Nichts tun und nicht werten
Angehende Erzieher üben sich in Achtsamkeit
Königsfeld. Achtsamkeit ist laut der Internet-Enzyklopädie Wikipedia „ein Zustand von Geistesgegenwart, in dem ein Mensch hellwach die gegenwärtige Verfasstheit seiner direkten Umwelt, seines Körpers und seines Gemüts erfährt, ohne von Gedankenströmen, Erinnerungen, Phantasien oder starken Emotionen abgelenkt zu sein, ohne darüber nachzudenken oder diese Wahrnehmungen zu bewerten.“
An den Fachschulen für Sozialwesen und Sozialpädagogik der Zinzendorfschulen haben angehende Erzieherinnen und über 32 Stunden an einem Wahlpflichtfach zu diesem Thema teilgenommen. „Mir ging es dabei darum, das etwas strapazierte Konzept der Achtsamkeit als Nutzen für das pädagogische Handeln zu vermitteln“, erklärte die Lehrerin Bianca Jäger den Hintergrund ihres Angebotes.
In dem Kurs lernten die jungen Erwachsenen, das Handeln ihres Gegenübers zunächst wertfrei aufzunehmen. Konkret bedeutet das für die angehenden Erzieherinnen und Erzieher, die Persönlichkeit des von ihnen betreuten Kindes erst einmal stehen zu lassen. Ein kurzes Innehalten erlaubt den Blick auf die individuelle Situation. Erst danach sollte eine Reaktion auf Worte oder Taten folgen.
Anhand verschiedener Übungen entwickeln die Teilnehmer eine hohe Präsenz im Umgang mit sich selbst und den Kindern. „Es ist eine Verankerung im Hier und jetzt“, so Bianca Jäger. Was so einfach klingt, sei aber ziemlich schwer in einer Welt, in der Multitasking und permanente Erreichbarkeit den Alltag bestimmen. Übungen im Nichtstun, Kurzmeditationen oder Übungen im Freien wie zum Beispiel stilles Gehen helfen dabei, den Blick auf Positives zu lenken.
„Gerade in Coronazeiten, die viele als emotionale Belastung empfinden, ist Achtsamkeit sehr hilfreich“, meint die Lehrerin. „Man braucht nicht viel, es muss einem aber wichtig sein.“ Durch beständige Übung könne Achtsamkeit sogar zu einer Lebenseinstellung werden.
Das haben auch die überraschend zahlreichen Teilnehmerinnen und Teilnehmer an dem Kurs festgestellt und geben ihr neues Wissen morgens als Impuls an ihre Mitschüler weiter.

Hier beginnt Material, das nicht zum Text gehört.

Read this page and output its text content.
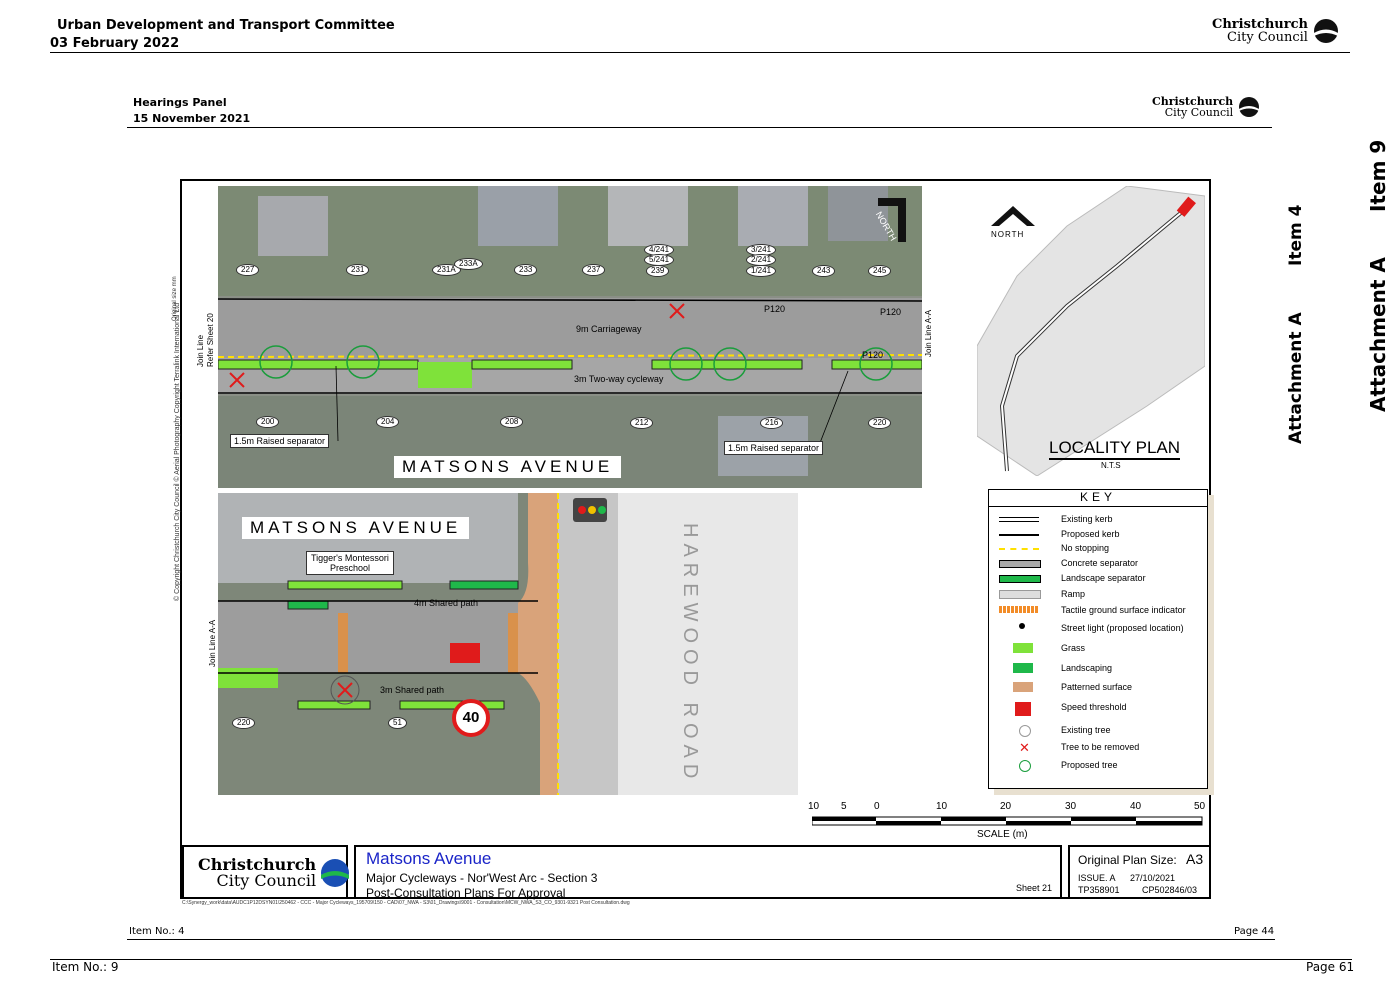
Urban Development and Transport Committee
03 February 2022
Christchurch
City Council
Hearings Panel
15 November 2021
Christchurch
City Council
Item 9
Attachment A
Item 4
Attachment A
© Copyright Christchurch City Council © Aerial Photography Copyright Terralink International Ltd
Original size mm
227	231	231A
233A
233	237
4/241
5/241
239
3/241
2/241
1/241	243	245
9m Carriageway
3m Two-way cycleway
P120	P120
P120
200	204	208	212	216	220
1.5m Raised separator
1.5m Raised separator
MATSONS AVENUE
NORTH
Join Line
Refer Sheet 20	Join Line A-A
MATSONS AVENUE
Tigger's Montessori
Preschool
4m Shared path
3m Shared path
40
220	51	HAREWOOD ROAD
Join Line A-A
NORTH
LOCALITY PLAN
N.T.S
KEY
Existing kerb
Proposed kerb
No stopping
Concrete separator
Landscape separator
Ramp
Tactile ground surface indicator
Street light (proposed location)
Grass
Landscaping
Patterned surface
Speed threshold
Existing tree
✕	Tree to be removed
Proposed tree
10 5	0	10	20	30	40	50
SCALE (m)
Christchurch
City Council
Matsons Avenue
Major Cycleways - Nor'West Arc - Section 3
Post-Consultation Plans For Approval	Sheet 21
Original Plan Size: A3
ISSUE. A 27/10/2021
TP358901 CP502846/03
C:\Synergy_work\data\AUDC1P12DSYN01\250462 - CCC - Major Cycleways_195709\150 - CAD\07_NWA - S3\01_Drawings\9001 - Consultation\MCW_NWA_S3_CO_9301-9321 Post Consultation.dwg
Item No.: 4	Page 44
Item No.: 9	Page 61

Bild: Im Meditationsraum üben sich die Schülerinnen und Schüler in Achtsamkeit. Foto: Zinzendorfschulen
Zusatz-Info: Die Zinzendorfschulen in Königsfeld, eine der größten Privatschulen mit Internat in Baden-Württemberg, sind in ihrem Charakter ebenso ungewöhnlich wie in ihrem Bildungsangebot. Das Netz allgemeinbildender und beruflicher Abschlüsse ist weit gespannt von der Fachschulreife/mittleren Reife bis zur allgemeinen Hochschulreife. Sie werden von praxisnahen Berufsausbildungen in sozialpädagogischen Berufsfeldern abgerundet. Schülerinnen und Schüler – ob Externe oder in den Internaten – genießen die Atmosphäre der Geborgenheit in einem Schulwerk mit seiner mehr als 200-jährigen Geschichte und besonderen pädagogischen Grundsätzen.